4.1 Trustees must ensure that the pension fund is run for the benefit of its members, in accordance with the scheme's rules.
- Members must be offered the opportunity to elect at least one third of the trustees. The remaining trustees usually come from management.
- Trustees appoint the investment manager (or managers), actuary and auditor.
- Trustees risk severe personal penalties if they are remiss in carrying out their duties.
4.2 The fund manager invests the scheme's funds in line with the trustees' Statement of Investment Principles.
- Schemes usually appoint one or more investment management firms. If investment performance is poor, they may decide to switch to another firm.
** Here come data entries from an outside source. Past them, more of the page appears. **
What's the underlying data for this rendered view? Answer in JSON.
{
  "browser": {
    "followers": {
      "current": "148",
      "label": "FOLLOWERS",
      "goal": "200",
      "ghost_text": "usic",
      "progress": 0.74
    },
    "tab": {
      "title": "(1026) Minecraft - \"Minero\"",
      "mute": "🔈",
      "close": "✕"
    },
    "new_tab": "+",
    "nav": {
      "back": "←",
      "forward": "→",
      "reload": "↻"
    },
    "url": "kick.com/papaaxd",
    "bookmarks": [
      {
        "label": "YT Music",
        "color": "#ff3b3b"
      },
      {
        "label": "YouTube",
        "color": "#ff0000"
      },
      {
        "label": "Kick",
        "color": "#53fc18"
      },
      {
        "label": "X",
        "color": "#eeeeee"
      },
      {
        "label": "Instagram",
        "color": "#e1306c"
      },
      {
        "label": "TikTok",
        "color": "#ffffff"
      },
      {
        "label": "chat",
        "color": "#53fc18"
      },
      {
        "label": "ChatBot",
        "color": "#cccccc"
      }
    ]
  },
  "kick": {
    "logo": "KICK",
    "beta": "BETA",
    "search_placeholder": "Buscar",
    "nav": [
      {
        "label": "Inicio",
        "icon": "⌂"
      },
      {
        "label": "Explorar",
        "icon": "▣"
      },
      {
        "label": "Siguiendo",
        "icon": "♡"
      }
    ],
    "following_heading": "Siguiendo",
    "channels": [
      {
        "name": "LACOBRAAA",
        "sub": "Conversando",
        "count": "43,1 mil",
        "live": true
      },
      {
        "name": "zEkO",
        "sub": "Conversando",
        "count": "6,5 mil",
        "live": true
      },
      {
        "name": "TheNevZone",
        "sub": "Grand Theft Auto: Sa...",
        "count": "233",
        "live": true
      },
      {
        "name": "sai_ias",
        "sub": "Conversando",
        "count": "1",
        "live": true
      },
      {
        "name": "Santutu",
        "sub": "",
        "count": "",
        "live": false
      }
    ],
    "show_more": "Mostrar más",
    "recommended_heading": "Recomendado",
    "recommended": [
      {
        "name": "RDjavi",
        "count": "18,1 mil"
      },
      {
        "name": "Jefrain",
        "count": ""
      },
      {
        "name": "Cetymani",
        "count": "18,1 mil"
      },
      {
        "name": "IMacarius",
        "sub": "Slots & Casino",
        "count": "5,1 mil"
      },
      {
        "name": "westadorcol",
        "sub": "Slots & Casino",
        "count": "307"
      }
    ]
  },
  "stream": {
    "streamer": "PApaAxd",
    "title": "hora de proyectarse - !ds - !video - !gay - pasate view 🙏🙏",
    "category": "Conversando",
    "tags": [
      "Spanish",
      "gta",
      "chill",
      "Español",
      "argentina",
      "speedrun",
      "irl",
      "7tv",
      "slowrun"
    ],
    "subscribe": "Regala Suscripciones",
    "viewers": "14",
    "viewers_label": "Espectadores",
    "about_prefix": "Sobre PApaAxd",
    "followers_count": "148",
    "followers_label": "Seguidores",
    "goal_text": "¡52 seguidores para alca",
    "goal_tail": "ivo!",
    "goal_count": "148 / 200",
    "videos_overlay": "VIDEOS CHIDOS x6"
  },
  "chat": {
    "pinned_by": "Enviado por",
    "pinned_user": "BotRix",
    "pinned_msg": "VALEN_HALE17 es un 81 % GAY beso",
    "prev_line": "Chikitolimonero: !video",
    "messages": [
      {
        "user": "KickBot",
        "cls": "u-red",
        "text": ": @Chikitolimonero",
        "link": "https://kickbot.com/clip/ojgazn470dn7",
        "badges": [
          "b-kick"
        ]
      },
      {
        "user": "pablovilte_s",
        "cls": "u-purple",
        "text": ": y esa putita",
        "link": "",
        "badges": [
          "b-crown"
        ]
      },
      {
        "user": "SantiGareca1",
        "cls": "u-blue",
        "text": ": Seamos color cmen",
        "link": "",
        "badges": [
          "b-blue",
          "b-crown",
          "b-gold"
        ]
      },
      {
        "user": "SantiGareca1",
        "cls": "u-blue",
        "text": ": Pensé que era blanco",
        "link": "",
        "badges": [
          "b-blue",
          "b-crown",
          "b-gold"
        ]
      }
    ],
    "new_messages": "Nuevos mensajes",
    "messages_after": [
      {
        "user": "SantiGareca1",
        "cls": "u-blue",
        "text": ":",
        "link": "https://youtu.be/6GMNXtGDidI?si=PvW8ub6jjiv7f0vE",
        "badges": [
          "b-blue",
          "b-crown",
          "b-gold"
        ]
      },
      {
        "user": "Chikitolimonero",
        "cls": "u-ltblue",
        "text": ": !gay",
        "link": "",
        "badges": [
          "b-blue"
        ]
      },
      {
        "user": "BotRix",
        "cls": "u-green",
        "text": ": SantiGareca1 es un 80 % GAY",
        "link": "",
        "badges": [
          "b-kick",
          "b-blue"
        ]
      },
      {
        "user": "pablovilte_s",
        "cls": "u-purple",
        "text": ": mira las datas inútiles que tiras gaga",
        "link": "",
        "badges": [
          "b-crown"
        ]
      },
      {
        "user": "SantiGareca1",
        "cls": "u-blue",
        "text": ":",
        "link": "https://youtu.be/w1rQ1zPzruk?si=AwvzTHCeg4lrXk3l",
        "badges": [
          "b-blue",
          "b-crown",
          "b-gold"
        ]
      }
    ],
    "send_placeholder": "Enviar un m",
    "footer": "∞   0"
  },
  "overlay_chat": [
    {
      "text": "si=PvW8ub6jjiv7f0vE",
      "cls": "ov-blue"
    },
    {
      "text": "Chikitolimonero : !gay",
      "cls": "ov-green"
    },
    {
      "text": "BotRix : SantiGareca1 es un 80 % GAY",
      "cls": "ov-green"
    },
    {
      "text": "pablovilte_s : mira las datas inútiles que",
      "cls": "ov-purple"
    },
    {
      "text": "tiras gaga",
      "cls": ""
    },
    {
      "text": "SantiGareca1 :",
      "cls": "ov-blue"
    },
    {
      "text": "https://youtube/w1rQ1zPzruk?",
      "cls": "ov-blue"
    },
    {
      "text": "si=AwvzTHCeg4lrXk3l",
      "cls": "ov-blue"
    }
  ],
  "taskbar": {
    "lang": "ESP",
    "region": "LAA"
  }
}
- Charges are normally taken from the fund.
4.3 In final salary schemes, trustees must appoint an actuary, who calculates whether the value of the fund is sufficient to finance the company's future pension obligations. If not, the employer must make up the difference.
- Actuaries also set the calculation guidelines for transfer values when employees leave and want to take their pensions with them.
4.4 The trustees must appoint an auditor.
- Audits must be carried out within seven months of the scheme year end.
- The auditor will check that the fund holds the investments shown in its books.He or she will also verify that correct contributions have been paid.
- Trustees and managers are also required to notify any shortfall in payments to the Pensions Regulator if it is likely to be material.
4.5 As an employer, you are legally obliged to consult members of occupational or personal pension schemes you offer if any significant changes to the scheme(s) are planned.
- For example, an increase in the pension age.
- Or a change in the rules, to prevent new admissions.